On Sat, 4 Jan 2025 at 23:26, Qu Wenruo <wqu@xxxxxxxx> wrote:
>
>
>
> 在 2025/1/4 21:56, Christian Brauner 写道:
> > On Wed, Jan 01, 2025 at 07:05:10AM +1030, Qu Wenruo wrote:
> >>
> >>
> >> 在 2024/12/30 19:59, Qu Wenruo 写道:
> >>> Hi,
> >>>
> >>> Although I know it's triggered from btrfs, but the mnt_list handling is
> >>> out of btrfs' control, so I'm here asking for some help.
> >
> > Thanks for the report.
> >
> >>>
> >>> [BUG]
> >>> With CONFIG_DEBUG_LIST and CONFIG_BUG_ON_DATA_CORRUPTION, and an
> >>> upstream 6.13-rc kernel, which has commit 951a3f59d268 ("btrfs: fix
> >>> mount failure due to remount races"), I can hit the following crash,
> >>> with varied frequency (from 1/4 to hundreds runs no crash):
> >>
> >> There is also another WARNING triggered, without btrfs callback involved
> >> at all:
> >>
> >> [  192.688671] ------------[ cut here ]------------
> >> [  192.690016] WARNING: CPU: 3 PID: 59747 at fs/mount.h:150
> >
> > This would indicate that move_from_ns() was called on a mount that isn't
> > attached to a mount namespace (anymore or never has).
> >
> > Here's it's particularly peculiar because it looks like the warning is
> > caused by calling move_from_ns() when moving a mount from an anonymous
> > mount namespace in attach_recursive_mnt().
> >
> > Can you please try and reproduce this with
> > commit 211364bef4301838b2e1 ("fs: kill MNT_ONRB")
> > from the vfs-6.14.mount branch in
> > https://git.kernel.org/pub/scm/linux/kernel/git/vfs/vfs.git ?
> >
>
> After the initial 1000 runs (with 951a3f59d268 ("btrfs: fix mount
> failure due to remount races") cherry picked, or it won't pass that test
> case), there is no crash nor warning so far.
>
> It's already the best run so far, but I'll keep it running for another
> day or so just to be extra safe.
>
> So I guess the offending commit is 2eea9ce4310d ("mounts: keep list of
> mounts in an rbtree")?

This one was merged in v6.8 - why would it cause crashes only now?
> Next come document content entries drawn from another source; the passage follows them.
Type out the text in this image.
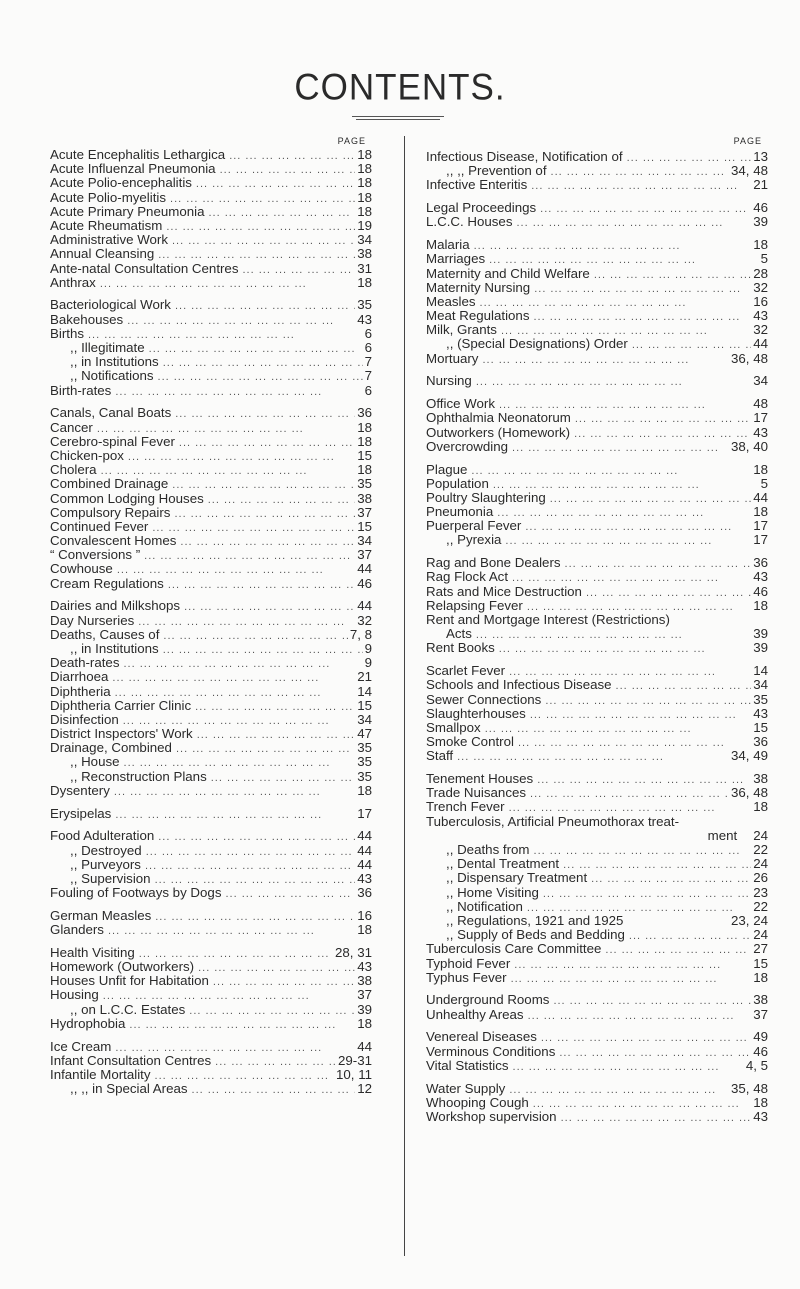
CONTENTS.
PAGE
Acute Encephalitis Lethargica ... .	18
Acute Influenzal Pneumonia ... .	18
Acute Polio-encephalitis ... .	18
Acute Polio-myelitis ... .	18
Acute Primary Pneumonia ... .	18
Acute Rheumatism ... .	19
Administrative Work ... .	34
Annual Cleansing ... .	38
Ante-natal Consultation Centres ... .	31
Anthrax ... .	18
Bacteriological Work ... .	35
Bakehouses ... .	43
Births ... .	6
,, Illegitimate ... .	6
,, in Institutions ... .	7
,, Notifications ... .	7
Birth-rates ... .	6
Canals, Canal Boats ... .	36
Cancer ... .	18
Cerebro-spinal Fever ... .	18
Chicken-pox ... .	15
Cholera ... .	18
Combined Drainage ... .	35
Common Lodging Houses ... .	38
Compulsory Repairs ... .	37
Continued Fever ... .	15
Convalescent Homes ... .	34
“ Conversions ” ... .	37
Cowhouse ... .	44
Cream Regulations ... .	46
Dairies and Milkshops ... .	44
Day Nurseries ... .	32
Deaths, Causes of ... .	7, 8
,, in Institutions ... .	9
Death-rates ... .	9
Diarrhoea ... .	21
Diphtheria ... .	14
Diphtheria Carrier Clinic ... .	15
Disinfection ... .	34
District Inspectors' Work ... .	47
Drainage, Combined ... .	35
,, House ... .	35
,, Reconstruction Plans ... .	35
Dysentery ... .	18
Erysipelas ... .	17
Food Adulteration ... .	44
,, Destroyed ... .	44
,, Purveyors ... .	44
,, Supervision ... .	43
Fouling of Footways by Dogs ... .	36
German Measles ... .	16
Glanders ... .	18
Health Visiting ... .	28, 31
Homework (Outworkers) ... .	43
Houses Unfit for Habitation ... .	38
Housing ... .	37
,, on L.C.C. Estates ... .	39
Hydrophobia ... .	18
Ice Cream ... .	44
Infant Consultation Centres ... .	29-31
Infantile Mortality ... .	10, 11
,, ,, in Special Areas ... .	12
PAGE
Infectious Disease, Notification of ... .	13
,, ,, Prevention of ... .	34, 48
Infective Enteritis ... .	21
Legal Proceedings ... .	46
L.C.C. Houses ... .	39
Malaria ... .	18
Marriages ... .	5
Maternity and Child Welfare ... .	28
Maternity Nursing ... .	32
Measles ... .	16
Meat Regulations ... .	43
Milk, Grants ... .	32
,, (Special Designations) Order ... .	44
Mortuary ... .	36, 48
Nursing ... .	34
Office Work ... .	48
Ophthalmia Neonatorum ... .	17
Outworkers (Homework) ... .	43
Overcrowding ... .	38, 40
Plague ... .	18
Population ... .	5
Poultry Slaughtering ... .	44
Pneumonia ... .	18
Puerperal Fever ... .	17
,, Pyrexia ... .	17
Rag and Bone Dealers ... .	36
Rag Flock Act ... .	43
Rats and Mice Destruction ... .	46
Relapsing Fever ... .	18
Rent and Mortgage Interest (Restrictions)
Acts ... .	39
Rent Books ... .	39
Scarlet Fever ... .	14
Schools and Infectious Disease ... .	34
Sewer Connections ... .	35
Slaughterhouses ... .	43
Smallpox ... .	15
Smoke Control ... .	36
Staff ... .	34, 49
Tenement Houses ... .	38
Trade Nuisances ... .	36, 48
Trench Fever ... .	18
Tuberculosis, Artificial Pneumothorax treat-
ment	24
,, Deaths from ... .	22
,, Dental Treatment ... .	24
,, Dispensary Treatment ... .	26
,, Home Visiting ... .	23
,, Notification ... .	22
,, Regulations, 1921 and 1925	23, 24
,, Supply of Beds and Bedding ... .	24
Tuberculosis Care Committee ... .	27
Typhoid Fever ... .	15
Typhus Fever ... .	18
Underground Rooms ... .	38
Unhealthy Areas ... .	37
Venereal Diseases ... .	49
Verminous Conditions ... .	46
Vital Statistics ... .	4, 5
Water Supply ... .	35, 48
Whooping Cough ... .	18
Workshop supervision ... .	43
> Putting a list and rb_tree into a union indeed seems a little dangerous,
> sorry I didn't notice that earlier, but my vmcore indeed show a
> seemingly valid mnt_node (color = 1, both left/right are NULL).

The union seems fine to me as long as the `MNT_ONRB` bit stays
consistent. The crashes (nor warnings) are simply caused by the flag
missing where it should have been set.

--nX

> Thanks a lot for the fix, and it's really a huge relief that it's not
> something inside btrfs causing the bug.
>
> Thanks,
> Qu
>
> [...]
> >>>
> >>> The only caller doesn't hold @mount_lock is iterate_mounts() but that's
> >>> only called from audit, and I'm not sure if audit is even involved in
> >>> this case.
> >
> > This is fine as audit creates a private copy of the mount tree it is
> > interested in. The mount tree is not visible to other callers anymore.
> >
> >>>
> >>> So I ran out of ideas why this mnt_list can even happen.
> >>>
> >>> Even if it's some btrfs' abuse, all mnt_list users are properly
> >>> protected thus it should not lead to such list corruption.
> >>>
> >>> Any advice would be appreciated.
> >>>
> >>> Thanks,
> >>> Qu
> >>>
> >>
> >
>
>